Like: the teens who carry a woman’s stroller to the top of the stairs for her — the same stairs where you passed the dead body. Or the grime-stained, middle-aged construction worker you watch comfort a pock-marked young druggie — on the same train where you experience your first death threat.
You will see strangers become friends, and you will see neighbors help neighbors — and it will make you a better friend and neighbor. You’ll start offering directions to mixed-up travelers, and fruit to hungry homeless people. You’ll hold the door for people who run to make the train, and the emergency exit for people who can’t afford a ticket. Not because you’re a hero — because that’s what you do in New York.
And even at the end of an hour-long commute with other people breathing down your neck, when you’re headed back to a house-of-cards apartment building that amplifies all the neighbors’ noise, you will discover an openness to strangers. You’ll make friends with nonEnglish-speaking fellow travelers, from the platform at Penn Station to the B52 in Brooklyn. You’ll chat with the old Jamaican man who smokes on your stoop in his sweatpants, and his grandson who lives right above you. You’ll get to know the girl behind the counter at your bakery, and the guy who does the trivia night you both go to. You’ll realize you are part of a community.

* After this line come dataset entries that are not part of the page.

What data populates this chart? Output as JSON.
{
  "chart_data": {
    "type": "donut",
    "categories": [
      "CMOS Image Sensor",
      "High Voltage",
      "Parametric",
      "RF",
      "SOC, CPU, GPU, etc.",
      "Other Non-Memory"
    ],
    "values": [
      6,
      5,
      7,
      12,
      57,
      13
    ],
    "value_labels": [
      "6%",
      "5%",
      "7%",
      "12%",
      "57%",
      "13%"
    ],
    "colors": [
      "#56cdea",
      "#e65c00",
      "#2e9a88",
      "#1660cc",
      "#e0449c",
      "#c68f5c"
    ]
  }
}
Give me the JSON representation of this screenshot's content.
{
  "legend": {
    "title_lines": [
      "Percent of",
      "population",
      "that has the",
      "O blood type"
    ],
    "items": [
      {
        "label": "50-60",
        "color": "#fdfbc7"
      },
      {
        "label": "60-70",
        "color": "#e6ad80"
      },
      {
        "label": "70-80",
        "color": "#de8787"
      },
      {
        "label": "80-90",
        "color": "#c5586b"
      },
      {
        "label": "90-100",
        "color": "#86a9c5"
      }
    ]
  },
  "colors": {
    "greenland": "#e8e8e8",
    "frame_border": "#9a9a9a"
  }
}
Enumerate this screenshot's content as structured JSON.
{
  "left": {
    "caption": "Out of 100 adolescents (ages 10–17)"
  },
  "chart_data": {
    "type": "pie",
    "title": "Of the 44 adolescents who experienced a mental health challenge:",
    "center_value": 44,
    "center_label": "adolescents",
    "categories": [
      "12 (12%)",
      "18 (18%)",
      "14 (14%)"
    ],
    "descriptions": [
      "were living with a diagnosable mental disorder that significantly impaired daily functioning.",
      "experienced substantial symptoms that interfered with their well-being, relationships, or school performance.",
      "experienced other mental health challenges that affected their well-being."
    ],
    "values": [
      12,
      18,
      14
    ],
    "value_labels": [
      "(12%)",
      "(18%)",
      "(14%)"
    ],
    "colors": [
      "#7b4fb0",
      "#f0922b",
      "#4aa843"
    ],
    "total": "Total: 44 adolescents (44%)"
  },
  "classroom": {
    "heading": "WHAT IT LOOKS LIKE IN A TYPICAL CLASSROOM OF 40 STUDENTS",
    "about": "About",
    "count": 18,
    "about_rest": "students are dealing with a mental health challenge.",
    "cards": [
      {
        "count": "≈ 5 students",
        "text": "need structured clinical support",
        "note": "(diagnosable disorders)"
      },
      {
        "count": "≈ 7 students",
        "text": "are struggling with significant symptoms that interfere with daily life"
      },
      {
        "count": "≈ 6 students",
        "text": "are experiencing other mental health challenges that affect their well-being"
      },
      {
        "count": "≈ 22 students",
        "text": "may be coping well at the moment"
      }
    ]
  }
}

Would it happen in any other city? Of course it would.
But not with New Yorkers.
New Yorkers are bold and colorful, people who own what space they have and defend it and share it simultaneously. And guess what? You’re a New Yorker now. You’ll tell a car to “fuck off” when it nearly hits you. You’ll lecture a man at the bar when he forces a kiss on your friend. You’ll fight for your spot on the train, and you’ll fight for your spot at the company. But you will also speak more efficiently, share more openly, and love more purposefully.
Because of that, New York is the greatest city in the world. And when you inevitably run away from it, for someplace that is simply less difficult, you will find yourself a stronger person.